Up until the mid-seventies, and before the birth of the recovery model, many practitioners believed that someone diagnosed with a mental illness was ill-fated to live a life of challenges with various symptoms, unable to contribute to society like their peers with no mental illness. Sarah Lyon from VeryWellMind explains that this mindset was especially tied to those with schizophrenia, schizoaffective disorder, and bipolar disorder. But, as she further explains, many studies debunked this way of thinking. The emerging recovery model promoted more autonomy and trust in the diagnosed individual, and as Alain Topor, Inger Beate Larsen and Tore Dag Bøe from Mad in America put it, the recovery model gives people agency and recognizes their capabilities.

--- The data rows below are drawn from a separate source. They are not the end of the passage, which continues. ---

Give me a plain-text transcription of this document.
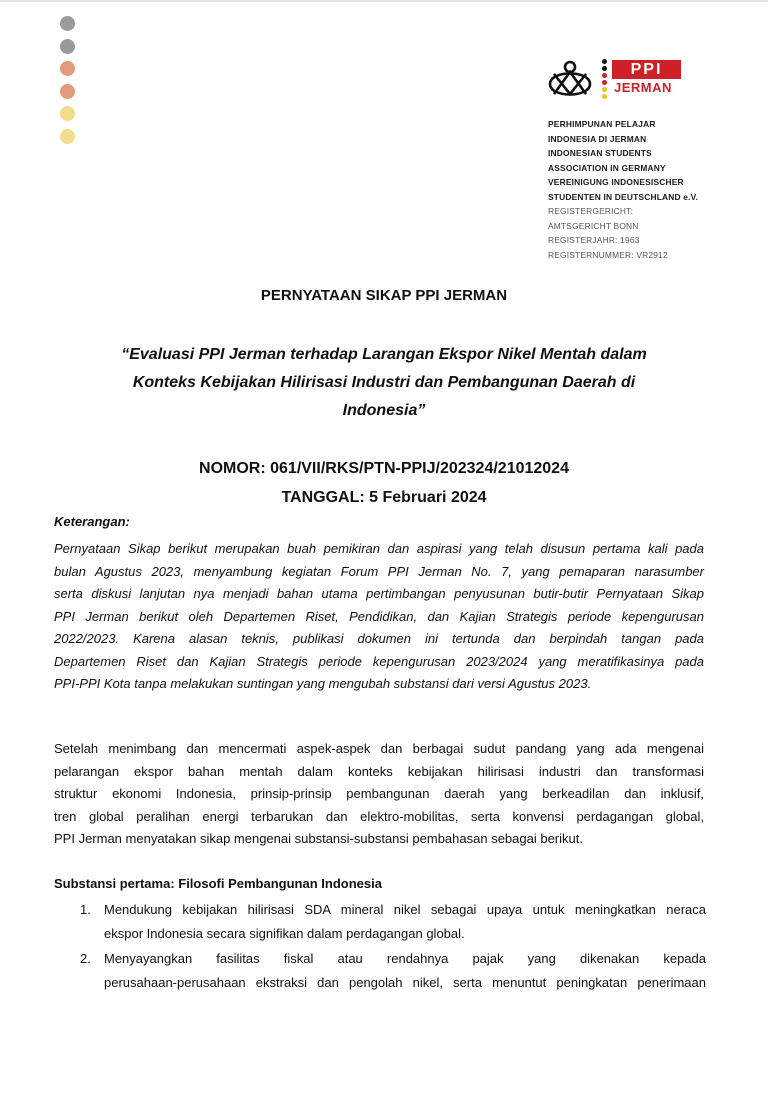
PPI
JERMAN
PERHIMPUNAN PELAJAR
INDONESIA DI JERMAN
INDONESIAN STUDENTS
ASSOCIATION IN GERMANY
VEREINIGUNG INDONESISCHER
STUDENTEN IN DEUTSCHLAND e.V.
REGISTERGERICHT:
AMTSGERICHT BONN
REGISTERJAHR: 1963
REGISTERNUMMER: VR2912
PERNYATAAN SIKAP PPI JERMAN
“Evaluasi PPI Jerman terhadap Larangan Ekspor Nikel Mentah dalam
Konteks Kebijakan Hilirisasi Industri dan Pembangunan Daerah di
Indonesia”
NOMOR: 061/VII/RKS/PTN-PPIJ/202324/21012024
TANGGAL: 5 Februari 2024
Keterangan:
Pernyataan Sikap berikut merupakan buah pemikiran dan aspirasi yang telah disusun pertama kali pada
bulan Agustus 2023, menyambung kegiatan Forum PPI Jerman No. 7, yang pemaparan narasumber
serta diskusi lanjutan nya menjadi bahan utama pertimbangan penyusunan butir-butir Pernyataan Sikap
PPI Jerman berikut oleh Departemen Riset, Pendidikan, dan Kajian Strategis periode kepengurusan
2022/2023. Karena alasan teknis, publikasi dokumen ini tertunda dan berpindah tangan pada
Departemen Riset dan Kajian Strategis periode kepengurusan 2023/2024 yang meratifikasinya pada
PPI-PPI Kota tanpa melakukan suntingan yang mengubah substansi dari versi Agustus 2023.
Setelah menimbang dan mencermati aspek-aspek dan berbagai sudut pandang yang ada mengenai
pelarangan ekspor bahan mentah dalam konteks kebijakan hilirisasi industri dan transformasi
struktur ekonomi Indonesia, prinsip-prinsip pembangunan daerah yang berkeadilan dan inklusif,
tren global peralihan energi terbarukan dan elektro-mobilitas, serta konvensi perdagangan global,
PPI Jerman menyatakan sikap mengenai substansi-substansi pembahasan sebagai berikut.
Substansi pertama: Filosofi Pembangunan Indonesia
1. Mendukung kebijakan hilirisasi SDA mineral nikel sebagai upaya untuk meningkatkan neraca
ekspor Indonesia secara signifikan dalam perdagangan global.
2. Menyayangkan fasilitas fiskal atau rendahnya pajak yang dikenakan kepada
perusahaan-perusahaan ekstraksi dan pengolah nikel, serta menuntut peningkatan penerimaan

The recovery model has several facets that contribute to an individual’s recovery; they include financial stability and work satisfaction, but also good relationships, community, and social inclusion. Whether it be maintaining close relationships with friends or family, or meeting new people, these connections are important in maintaining a good support system. When such support is available, the (diagnosed) individual feels less alone; strengthened coping skills help with their recovery.
Maintaining a social life, whether by talking to someone every day or once a week, allows a person to feel less alone and less isolated. One great way to maintain such social support is to attend support groups. Sharing similar experiences with other participants helps individuals to learn about themselves, learn to listen, and also to give and receive advice. This increases a sense of hope that things can and will get better. A sense of belonging that comes with attending these groups also aids in the recovery process.
Having someone in your life who believes in your ability to recover, whether a support group member or someone in your close circle of friends and family, is crucial in the recovery process. With this, the individual gains a sense of empowerment that helps them live a better life. This is why the social aspect of recovery is important, because if someone else believes you can recover, you can believe it too.